The controversial Resident Watchmen Program — which puts forest preserve staff on the front lines of any after-hours emergency in exchange for below-market-rate government residences — is undergoing an overhaul because of complaints it was a perk for the politically connected and, most recently, allegedly a pot farm for one worker.
“We want to make sure employees have the ability as well as the willingness to have the job,” said forest preserve Supt. Arnold Randall.
The new minimum requirements for resident staffers include: a valid driver’s license, a supervisor’s reference and training and certification in chain-saw use and fire safety.
The revamp plans, which had been in the pipeline for months, come a month after Cynthia Wojtanowski, 45, was charged with growing marijuana near a Tampier South Woods preserve rental home in suburban Orland Park.

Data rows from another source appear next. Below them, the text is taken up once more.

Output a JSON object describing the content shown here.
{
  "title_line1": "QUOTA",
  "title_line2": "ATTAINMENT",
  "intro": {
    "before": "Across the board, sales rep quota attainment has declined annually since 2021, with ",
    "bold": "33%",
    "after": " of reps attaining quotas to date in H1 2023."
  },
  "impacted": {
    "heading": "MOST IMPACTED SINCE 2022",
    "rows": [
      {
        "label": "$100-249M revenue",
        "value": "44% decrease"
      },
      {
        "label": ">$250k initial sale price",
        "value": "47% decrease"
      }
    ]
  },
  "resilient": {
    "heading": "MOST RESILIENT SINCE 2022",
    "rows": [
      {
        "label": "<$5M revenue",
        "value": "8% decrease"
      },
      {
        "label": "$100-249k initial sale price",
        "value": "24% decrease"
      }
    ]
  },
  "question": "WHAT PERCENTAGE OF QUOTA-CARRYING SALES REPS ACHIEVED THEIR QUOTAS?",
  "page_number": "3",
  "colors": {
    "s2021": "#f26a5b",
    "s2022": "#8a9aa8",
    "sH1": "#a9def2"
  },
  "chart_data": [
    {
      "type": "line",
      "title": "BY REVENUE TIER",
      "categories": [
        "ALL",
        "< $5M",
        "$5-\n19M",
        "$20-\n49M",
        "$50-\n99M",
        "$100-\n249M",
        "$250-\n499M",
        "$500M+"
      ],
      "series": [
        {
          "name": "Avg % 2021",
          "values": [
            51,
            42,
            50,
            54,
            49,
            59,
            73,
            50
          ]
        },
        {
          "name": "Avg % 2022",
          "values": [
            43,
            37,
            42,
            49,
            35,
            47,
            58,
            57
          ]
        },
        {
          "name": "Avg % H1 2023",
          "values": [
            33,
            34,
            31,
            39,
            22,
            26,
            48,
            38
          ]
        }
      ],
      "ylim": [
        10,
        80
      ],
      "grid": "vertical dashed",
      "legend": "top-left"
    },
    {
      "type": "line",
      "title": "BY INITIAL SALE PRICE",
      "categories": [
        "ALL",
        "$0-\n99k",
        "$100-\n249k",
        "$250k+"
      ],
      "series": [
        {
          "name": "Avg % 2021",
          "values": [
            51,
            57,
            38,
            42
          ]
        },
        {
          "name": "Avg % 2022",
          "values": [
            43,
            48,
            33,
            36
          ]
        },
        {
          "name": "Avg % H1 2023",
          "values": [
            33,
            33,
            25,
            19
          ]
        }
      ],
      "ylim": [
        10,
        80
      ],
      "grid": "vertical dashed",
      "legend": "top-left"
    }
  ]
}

Wojtanowski was fired from her $56,468 job as an administrative assistant for the forest preserve district and evicted from her forest preserve home.
Randall said Wojtanowski had some of the first-responder skills now being required. “But she wasn’t doing all the things she was supposed to do, because she wasn’t reporting illegal things happening on the land, apparently because she was part of that,” he said.
The plan calls for increasing rent payment, but keeping them below the market rate. Some of the 41 residences in close proximity to others will be used for other purposes.
Forest preserve Commissioner Jeff Tobolski is sponsoring an ordinance to kill the Resident Watchman Program.
“Trying to say these folks provide some extra benefits and that’s why they deserve a discount doesn’t hold water,” Tobolski said. “What about my employees, they put in extra hours, and they don’t get a housing perk?”
Regional forest preserves and the national parks have similar programs, Randall said.
At Wednesday’s forest preserve district meeting, he’ll discuss how the watchmen pay for themselves and eliminate the costly overtime of summoning off-site staff to work in the middle of the night.